What are executives looking for in supply chain professionals? That was the topic of the panel I participated in at the Drucker Supply Chain Forum with executives from the Walt Disney Company, Source Intelligence, Intelligent Audit and CSCMP. So, what is the consensus?

1. Broad knowledge– Supply chains are global and more complex in today’s world. Thus, a broad and diverse set of skills is required to be successful in the field. If you have the opportunity to try a new area you wouldn’t have requested, give it a shot. You might just enjoy it. Worst case, you’ll have built skills that will come in handy as you move forward in the supply chain profession.

2. Technology– There is no doubt about it. Supply chain and technology skills must go hand-in-hand. If you aren’t keeping up with what’s needed to be effective in the current environment while also looking ahead, you’ll be left in the dust. Artificial intelligence is gaining momentum.

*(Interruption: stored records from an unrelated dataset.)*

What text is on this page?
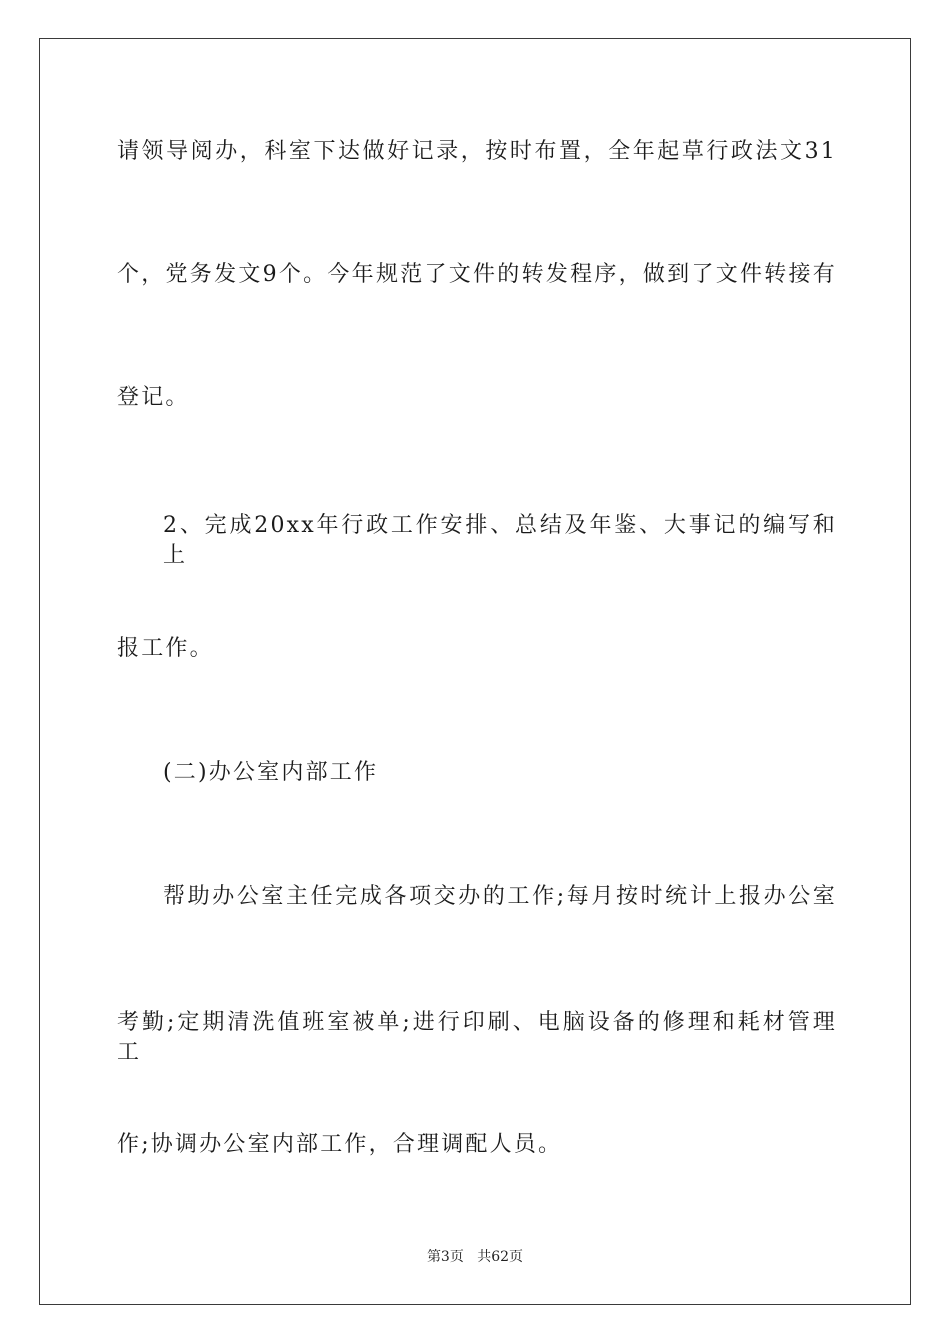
请领导阅办，科室下达做好记录，按时布置，全年起草行政法文31
个，党务发文9个。今年规范了文件的转发程序，做到了文件转接有
登记。
2、完成20xx年行政工作安排、总结及年鉴、大事记的编写和上
报工作。
(二)办公室内部工作
帮助办公室主任完成各项交办的工作;每月按时统计上报办公室
考勤;定期清洗值班室被单;进行印刷、电脑设备的修理和耗材管理工
作;协调办公室内部工作，合理调配人员。
第3页 共62页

Cloud computing is the norm. Collaborating across your supply chain is becoming commonplace. Are you on top of these topics?

3. Communication & presentation skills– Unfortunately, no matter how smart your solutions and ideas, none will proceed if you cannot present them effectively. And, that is just one aspect. Consider how to collaborate across your supply chain without these skills. Not feasible.

4. Risk– Your supply chain cannot be effective without thinking about the impact of risk. There are countless types of risk around us – cyber, natural disasters, financial, political etc. Have you at least considered the most impactful and likely risks?

5. Sustainability – This topic continues to gain steam and popularity. Are you thinking about how to turn sustainability into a win-win-win?